Often, more than one of these methods are used in combination to achieve a higher level of protection.
Among the dorid nudibranchs:
The cryptobranchs (hidden gills) have a pocket into which the gill can retract, below the surface of the mantle, for protection. In many, the region adjacent to the gill pocket carries defensive glands or spicules. A very few of the cryptobranchs have also developed protective appendages around the gill pocket (Ceratosoma and Miamira). Some of these appendages also carry defensive glands.
The phanerobranchs (visible gills) do not possess a pocket for full retraction, however the gills can contract somewhat and many have developed extra-branchial processes around the gill. These can take many forms, from simple, short or long appendages either side to a complete ring around the gill. There is no doubt that some are sacrificial in acting as a decoy to draw away the attacker’s attention from the gill itself. A good example of this is the light emitting globes situated on the larger processes surrounding the gill of the Plocampherous species. In others there is a shield or significant barrier lying across the front of the gills for protection. Some also have a quite sturdy gill-supporting base extending up each gill branch acting somewhat as a physical barrier for the delicate filaments located on the inner surface.
The phyllidiids belonging to the porostome group (suctorial feeders) are quite different. They do not have a true gill but rather, secondary gills in the form of triangular leaflets concealed and protected in the hyponotal groove, that region where the underside of the mantle overhang joins the main body wall.
Among the cladobranch nudibranchs:
The other major group of true nudibranchs, the cladobranchs (branching gills), have evolved a different strategy. In this group the true gill is lost. Most have structures that are referred to as secondary gills. These are either arranged longitudinally down the notal edge as branched “feathery” appendages as in the dendronotids or as cylindrical cerata as in the aeolids. Either way the large surface area provided enables sufficient gaseous diffusion and the usually larger number of these secondary gills and their dispersion provides a higher level of functional survival from an attack than the – “all the eggs in one basket” – single gill of the dorids.

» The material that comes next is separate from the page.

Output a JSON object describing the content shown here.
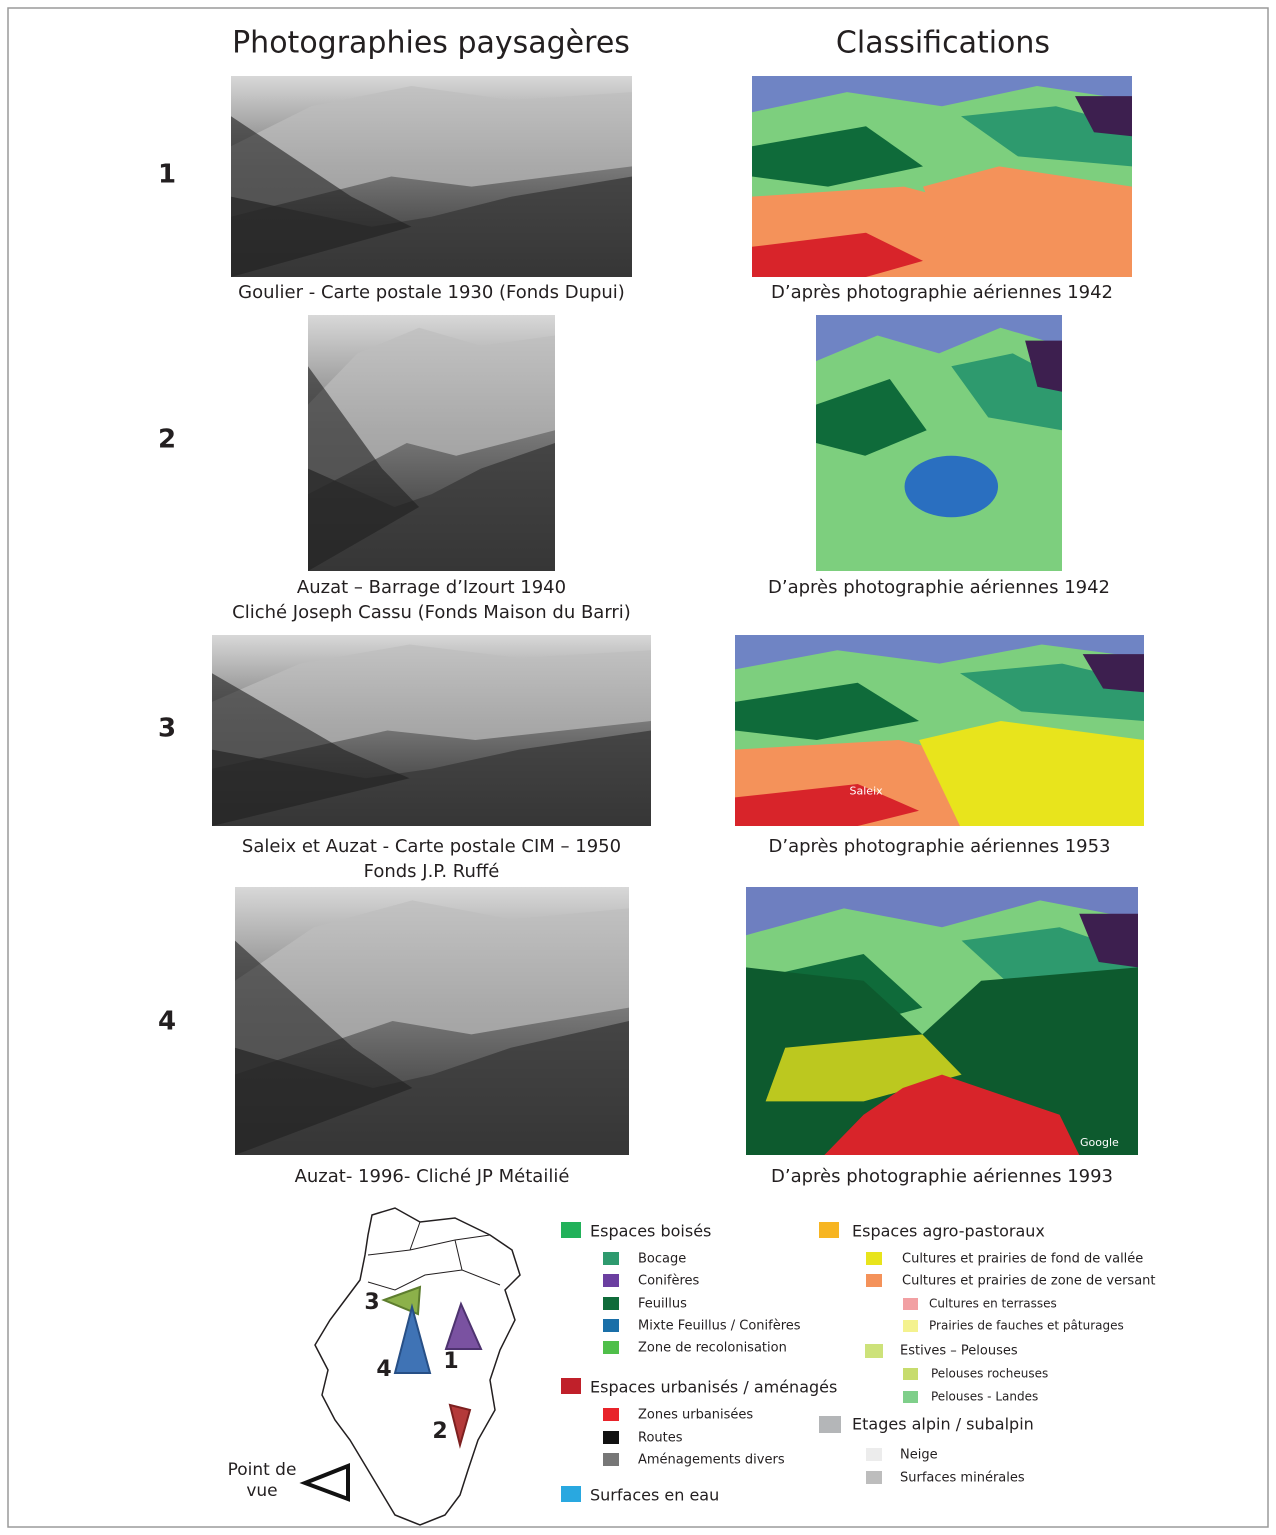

Across the third subgroup of the cladobranchs, the arminids, (not a natural grouping) several methods are utilised. Some examples include: the Armina, that have secondary gill leaflets under the mantle in the hyponotum just like the phyllidiids except they are only located anteriorly but with additional “folds” medially and posteriorly; the Dermatobranchus, that have no secondary gill structures relying instead upon simple diffusion through the large surface area of their mantle and body wall with large haemolymph sinuses located just below the integument; and Janolus and Madrella for example, that possess numerous cerata on the notum.

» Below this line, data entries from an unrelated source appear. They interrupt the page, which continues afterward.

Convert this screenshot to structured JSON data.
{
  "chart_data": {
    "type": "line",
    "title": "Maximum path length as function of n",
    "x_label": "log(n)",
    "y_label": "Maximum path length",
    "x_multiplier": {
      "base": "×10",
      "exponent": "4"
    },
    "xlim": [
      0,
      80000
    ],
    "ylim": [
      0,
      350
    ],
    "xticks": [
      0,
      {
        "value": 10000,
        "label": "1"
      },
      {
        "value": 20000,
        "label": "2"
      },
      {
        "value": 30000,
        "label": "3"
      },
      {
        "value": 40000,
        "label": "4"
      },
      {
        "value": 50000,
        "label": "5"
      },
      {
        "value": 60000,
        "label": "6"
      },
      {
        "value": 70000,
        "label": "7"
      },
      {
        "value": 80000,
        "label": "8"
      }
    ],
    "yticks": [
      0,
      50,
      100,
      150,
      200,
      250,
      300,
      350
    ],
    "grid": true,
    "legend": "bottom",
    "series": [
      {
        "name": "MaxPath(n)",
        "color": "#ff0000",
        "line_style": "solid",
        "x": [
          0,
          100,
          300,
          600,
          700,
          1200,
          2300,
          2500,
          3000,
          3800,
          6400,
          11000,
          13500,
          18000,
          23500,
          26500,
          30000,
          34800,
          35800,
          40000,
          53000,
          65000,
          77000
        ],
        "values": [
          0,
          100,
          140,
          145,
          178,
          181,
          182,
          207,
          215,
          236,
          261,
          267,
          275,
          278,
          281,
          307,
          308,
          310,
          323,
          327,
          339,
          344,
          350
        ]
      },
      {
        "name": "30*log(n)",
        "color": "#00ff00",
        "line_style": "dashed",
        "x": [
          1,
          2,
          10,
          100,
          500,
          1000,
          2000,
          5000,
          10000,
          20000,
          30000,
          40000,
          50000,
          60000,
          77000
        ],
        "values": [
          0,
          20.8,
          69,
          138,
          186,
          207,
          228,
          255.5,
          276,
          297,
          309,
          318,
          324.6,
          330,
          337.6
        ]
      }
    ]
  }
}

As with all things in nature there are many ways to “achieve an outcome” everyone of which has evolved through changes wrought by selection pressure in their habitat.

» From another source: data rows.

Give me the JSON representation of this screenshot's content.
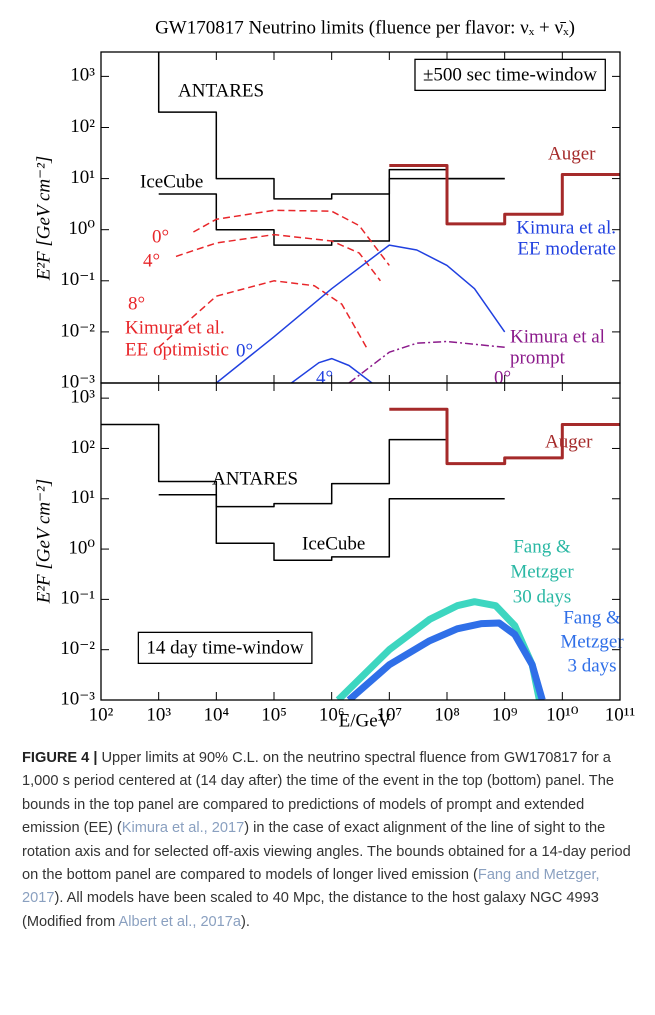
{
  "chart_data": [
    {
      "type": "line",
      "title": "GW170817 Neutrino limits (fluence per flavor: νₓ + ν̄ₓ)",
      "ylabel": "E²F  [GeV cm⁻²]",
      "log_x": true,
      "log_y": true,
      "xlim": [
        100,
        100000000000
      ],
      "ylim": [
        0.001,
        3000
      ],
      "xticks": [
        100,
        1000,
        10000,
        100000,
        1000000,
        10000000,
        100000000,
        1000000000,
        10000000000,
        100000000000
      ],
      "yticks": [
        {
          "value": 0.001,
          "label": "10⁻³"
        },
        {
          "value": 0.01,
          "label": "10⁻²"
        },
        {
          "value": 0.1,
          "label": "10⁻¹"
        },
        {
          "value": 1,
          "label": "10⁰"
        },
        {
          "value": 10,
          "label": "10¹"
        },
        {
          "value": 100,
          "label": "10²"
        },
        {
          "value": 1000,
          "label": "10³"
        }
      ],
      "series": [
        {
          "name": "ANTARES",
          "color": "#000000",
          "style": "solid",
          "width": 1.5,
          "x": [
            1000,
            1000,
            10000,
            10000,
            100000,
            100000,
            1000000,
            1000000,
            10000000,
            10000000,
            100000000,
            100000000,
            1000000000
          ],
          "values": [
            3000,
            200,
            200,
            10,
            10,
            4,
            4,
            5,
            5,
            15,
            15,
            10,
            10
          ]
        },
        {
          "name": "IceCube",
          "color": "#000000",
          "style": "solid",
          "width": 1.5,
          "x": [
            1000,
            10000,
            10000,
            100000,
            100000,
            1000000,
            1000000,
            10000000,
            10000000,
            1000000000
          ],
          "values": [
            5,
            5,
            1,
            1,
            0.5,
            0.5,
            0.6,
            0.6,
            10,
            10
          ]
        },
        {
          "name": "Auger",
          "color": "#a52a2a",
          "style": "solid",
          "width": 3,
          "x": [
            10000000,
            100000000,
            100000000,
            1000000000,
            1000000000,
            10000000000,
            10000000000,
            100000000000
          ],
          "values": [
            18,
            18,
            1.3,
            1.3,
            2,
            2,
            12,
            12
          ]
        },
        {
          "name": "0°",
          "color": "#e8262a",
          "style": "dashed",
          "width": 1.5,
          "x": [
            4000,
            10000,
            100000,
            1000000,
            3000000,
            10000000
          ],
          "values": [
            0.9,
            1.6,
            2.4,
            2.3,
            1.2,
            0.2
          ]
        },
        {
          "name": "4°",
          "color": "#e8262a",
          "style": "dashed",
          "width": 1.5,
          "x": [
            2000,
            10000,
            100000,
            1000000,
            3000000,
            7000000
          ],
          "values": [
            0.3,
            0.55,
            0.8,
            0.6,
            0.35,
            0.1
          ]
        },
        {
          "name": "8°",
          "color": "#e8262a",
          "style": "dashed",
          "width": 1.5,
          "x": [
            1000,
            10000,
            100000,
            500000,
            1500000,
            4000000
          ],
          "values": [
            0.005,
            0.05,
            0.1,
            0.08,
            0.035,
            0.005
          ]
        },
        {
          "name": "0°",
          "color": "#2040e0",
          "style": "solid",
          "width": 1.5,
          "x": [
            10000,
            100000,
            1000000,
            10000000,
            30000000,
            100000000,
            300000000,
            1000000000
          ],
          "values": [
            0.001,
            0.008,
            0.07,
            0.5,
            0.4,
            0.2,
            0.07,
            0.01
          ]
        },
        {
          "name": "4°",
          "color": "#2040e0",
          "style": "solid",
          "width": 1.5,
          "x": [
            200000,
            600000,
            1000000,
            2000000,
            5000000
          ],
          "values": [
            0.001,
            0.0025,
            0.003,
            0.0022,
            0.001
          ]
        },
        {
          "name": "0°",
          "color": "#8b1a8b",
          "style": "dashdot",
          "width": 1.5,
          "x": [
            2000000,
            10000000,
            30000000,
            100000000,
            1000000000
          ],
          "values": [
            0.001,
            0.004,
            0.006,
            0.0065,
            0.005
          ]
        }
      ],
      "annotations": [
        "Kimura et al.",
        "EE optimistic",
        "Kimura et al.",
        "EE moderate",
        "Kimura et al",
        "prompt",
        "±500 sec time-window"
      ]
    },
    {
      "type": "line",
      "xlabel": "E/GeV",
      "ylabel": "E²F  [GeV cm⁻²]",
      "log_x": true,
      "log_y": true,
      "xlim": [
        100,
        100000000000
      ],
      "ylim": [
        0.001,
        2000
      ],
      "xticks": [
        {
          "value": 100,
          "label": "10²"
        },
        {
          "value": 1000,
          "label": "10³"
        },
        {
          "value": 10000,
          "label": "10⁴"
        },
        {
          "value": 100000,
          "label": "10⁵"
        },
        {
          "value": 1000000,
          "label": "10⁶"
        },
        {
          "value": 10000000,
          "label": "10⁷"
        },
        {
          "value": 100000000,
          "label": "10⁸"
        },
        {
          "value": 1000000000,
          "label": "10⁹"
        },
        {
          "value": 10000000000,
          "label": "10¹⁰"
        },
        {
          "value": 100000000000,
          "label": "10¹¹"
        }
      ],
      "yticks": [
        {
          "value": 0.001,
          "label": "10⁻³"
        },
        {
          "value": 0.01,
          "label": "10⁻²"
        },
        {
          "value": 0.1,
          "label": "10⁻¹"
        },
        {
          "value": 1,
          "label": "10⁰"
        },
        {
          "value": 10,
          "label": "10¹"
        },
        {
          "value": 100,
          "label": "10²"
        },
        {
          "value": 1000,
          "label": "10³"
        }
      ],
      "series": [
        {
          "name": "ANTARES",
          "color": "#000000",
          "style": "solid",
          "width": 1.5,
          "x": [
            100,
            1000,
            1000,
            10000,
            10000,
            100000,
            100000,
            1000000,
            1000000,
            10000000,
            10000000,
            100000000
          ],
          "values": [
            300,
            300,
            22,
            22,
            7,
            7,
            8,
            8,
            20,
            20,
            150,
            150
          ]
        },
        {
          "name": "IceCube",
          "color": "#000000",
          "style": "solid",
          "width": 1.5,
          "x": [
            1000,
            10000,
            10000,
            100000,
            100000,
            1000000,
            1000000,
            10000000,
            10000000,
            1000000000
          ],
          "values": [
            12,
            12,
            1.3,
            1.3,
            0.6,
            0.6,
            0.7,
            0.7,
            10,
            10
          ]
        },
        {
          "name": "Auger",
          "color": "#a52a2a",
          "style": "solid",
          "width": 3,
          "x": [
            10000000,
            100000000,
            100000000,
            1000000000,
            1000000000,
            10000000000,
            10000000000,
            100000000000
          ],
          "values": [
            600,
            600,
            50,
            50,
            65,
            65,
            300,
            300
          ]
        },
        {
          "color": "#3dd6c0",
          "style": "solid",
          "width": 7,
          "x": [
            1300000,
            10000000,
            50000000,
            150000000,
            300000000,
            700000000,
            1500000000,
            3000000000,
            4000000000
          ],
          "values": [
            0.001,
            0.01,
            0.04,
            0.075,
            0.09,
            0.075,
            0.03,
            0.005,
            0.001
          ]
        },
        {
          "color": "#2f6fe8",
          "style": "solid",
          "width": 7,
          "x": [
            2000000,
            10000000,
            50000000,
            150000000,
            400000000,
            800000000,
            1500000000,
            3000000000,
            4500000000
          ],
          "values": [
            0.001,
            0.005,
            0.015,
            0.026,
            0.033,
            0.034,
            0.02,
            0.005,
            0.001
          ]
        }
      ],
      "annotations": [
        "Fang &",
        "Metzger",
        "30 days",
        "Fang &",
        "Metzger",
        "3 days",
        "14 day time-window"
      ]
    }
  ],
  "caption": {
    "label": "FIGURE 4 |",
    "parts": [
      " Upper limits at 90% C.L. on the neutrino spectral fluence from GW170817 for a 1,000 s period centered at (14 day after) the time of the event in the top (bottom) panel. The bounds in the top panel are compared to predictions of models of prompt and extended emission (EE) (",
      "Kimura et al., 2017",
      ") in the case of exact alignment of the line of sight to the rotation axis and for selected off-axis viewing angles. The bounds obtained for a 14-day period on the bottom panel are compared to models of longer lived emission (",
      "Fang and Metzger, 2017",
      "). All models have been scaled to 40 Mpc, the distance to the host galaxy NGC 4993 (Modified from ",
      "Albert et al., 2017a",
      ")."
    ]
  }
}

David A. Mullins – September 2022
– Rudman, W. B., Willan, R. C. & Burn, R., (1998). Opisthobranchia. Pp. 915-1035 in Beesley, P. L., Ross, G. J. B.and Wells, A. (eds.), Mollusca: The Southern Synthesis. Fauna of Australia. 5, Part B. CSIRO Publishing, Melbourne.
– Behrens, D. W., (2005). Nudibranch Behaviour. New World Publications, Florida, USA.
– Ponder, W. F. & Lindberg, D. R., with illustrations by Ponder, J. M., (2020). Biology and Evolution of the Mollusca, Volume One & Two. CRC Press, Taylor & Francis Group.
– This NudiNote has been modified from a previously published article in DIVE LOG Australiasia Magazine’s – NudiNotes Column, Issue: #394 (June 2022): 10-12 by David A. Mullins.